Cast: Anthony Hopkins, Emma Thompson

Director: James Ivory

Screenplay: Ruth Prawer Jhabvala

Running time: 2 hrs 14 mins

Genre: Drama



CRITIQUE:


When you're watching British period dramas, chances are, you're very likely to find recurring themes of stiff upper-lippery, the commotions that run through upstairs and downstairs, populated by people usually in costumes, all bearing the gloomiest of faces. It's easy to be cynical, as perhaps films like these have been dulled in the contemporary age of television costume-drama fodder. But it's undoubtedly hard to dismiss the intensity of this Merchant Ivory's adaptation of Kazuo Ishiguro's story of blind loyalty, class divide and repressed love. At its heart is a character study of a dutiful butler, the impeccable Mr Stevens, in his servitude to the Lord of Darlington Hall during the pre-WWII Britain. His faculties deny him to function as a human being, whose emotional suppression is so strong his disposition to the relationships around the hall always appear a matter-of-fact. There are moments when serious personal tragedies such as his father's demise become overshadowed and unattended due to his sense of daily servitude to his lordship. And he is even blase with his master's conspiracy with the forebidding Nazis in the house.

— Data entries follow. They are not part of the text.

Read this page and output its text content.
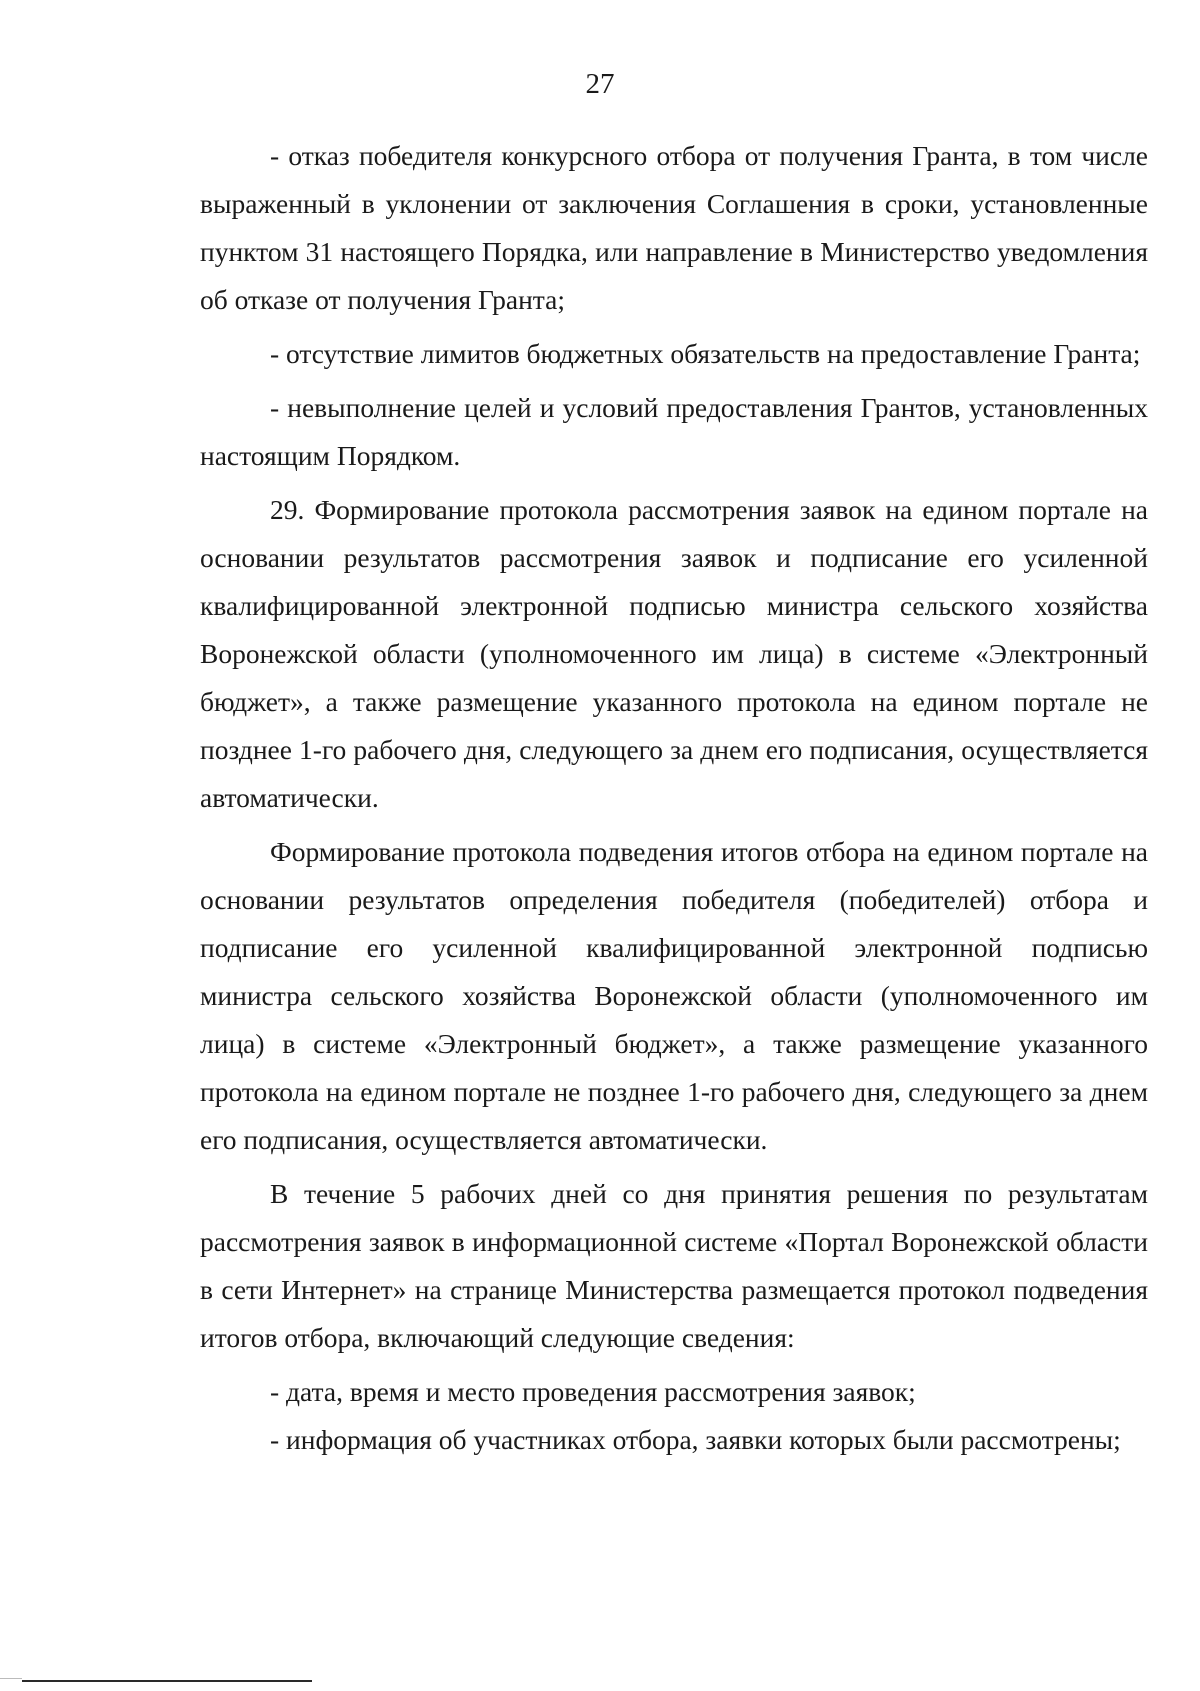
27

- отказ победителя конкурсного отбора от получения Гранта, в том числе выраженный в уклонении от заключения Соглашения в сроки, установленные пунктом 31 настоящего Порядка, или направление в Министерство уведомления об отказе от получения Гранта;

- отсутствие лимитов бюджетных обязательств на предоставление Гранта;

- невыполнение целей и условий предоставления Грантов, установленных настоящим Порядком.

29. Формирование протокола рассмотрения заявок на едином портале на основании результатов рассмотрения заявок и подписание его усиленной квалифицированной электронной подписью министра сельского хозяйства Воронежской области (уполномоченного им лица) в системе «Электронный бюджет», а также размещение указанного протокола на едином портале не позднее 1-го рабочего дня, следующего за днем его подписания, осуществляется автоматически.

Формирование протокола подведения итогов отбора на едином портале на основании результатов определения победителя (победителей) отбора и подписание его усиленной квалифицированной электронной подписью министра сельского хозяйства Воронежской области (уполномоченного им лица) в системе «Электронный бюджет», а также размещение указанного протокола на едином портале не позднее 1-го рабочего дня, следующего за днем его подписания, осуществляется автоматически.

В течение 5 рабочих дней со дня принятия решения по результатам рассмотрения заявок в информационной системе «Портал Воронежской области в сети Интернет» на странице Министерства размещается протокол подведения итогов отбора, включающий следующие сведения:

- дата, время и место проведения рассмотрения заявок;

- информация об участниках отбора, заявки которых были рассмотрены;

Anthony Hopkins exquisitely embody this painfully wretched character, with a consistent, often haunting presence. For a character that is supposedly devoid of human feelings, Hopkins is able to portray a face simmering with complex emotions, and yet also able to wither them away by a mere solidifying or blanking of his expressions. His unfulfilled relationship with the housekeeper Miss Kenton, played by a fine-cut Emma Thompson, is studied through a series of flashbacks that intercuts from Stevens' pursuit of a personal redemption in the present and his muted servitude in the past. Here the past collides with the present, so when that finale arrives, the effect is all the more devastating.


VERDICT:

Its unfocused narrative structure aside - this is a seriously contemplative study about people whose responsibilities deny them the right to their happiness. Remains of the Day has a quiet, brooding power, with Hopkins and Thompson's piercing performances, that makes it superior to many other less-accomplished British costume dramas.